Investigating how these placental and womb 'organoids' develop together will help us identify for the first time how the womb triggers malformation of the placenta in early-onset PE.
At our clinical research centre in Manchester, sufferers of recurrent early-onset PE have graciously consented to womb biopsies outside of pregnancy. Womb cells and organoids can be developed from these biopsies and re-combined to configure a 'decidual niche' in a petri dish. Placental organoids formed from standardised cells can then be developed within this PE decidual niche and compared to organoids developed in a decidual niche made with biopsies from women who have had healthy pregnancies.

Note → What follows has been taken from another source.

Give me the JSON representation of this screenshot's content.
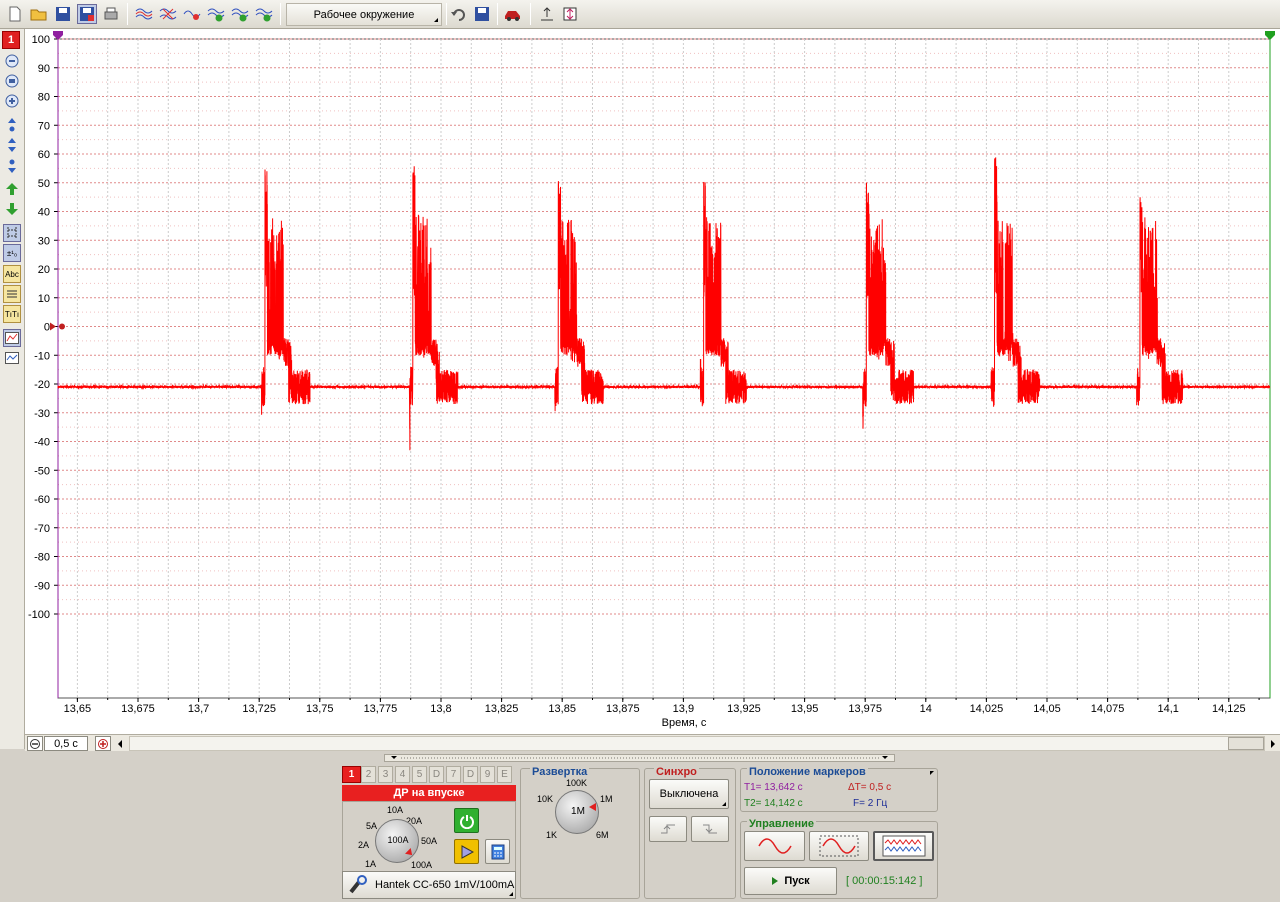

This comparison will take the form of extremely high resolution analysis of the organoids using a technique called single cell transcriptomics; essentially characterising each cell in the organoid based on the genes they express and so defining different cell types and their relationships with one another. Placental organoids contain the cell types that invade and access womb arteries and so the effects of the PE decidual niche on these crucial cells will be detected by single cell transcriptomics.
Validation of the effects of PE decidua relative to actual PE disease state can be made through comparison to transcriptomes from of more than 150 PE placentas. Moreover, the single cell transcriptome approach combined with computational modelling will allow the identification of the exact signals from PE decidua that drive placental malformation. Understanding this will inform future drug targeting for treatment and may lead to detection of those at risk of developing PE before pregnancy.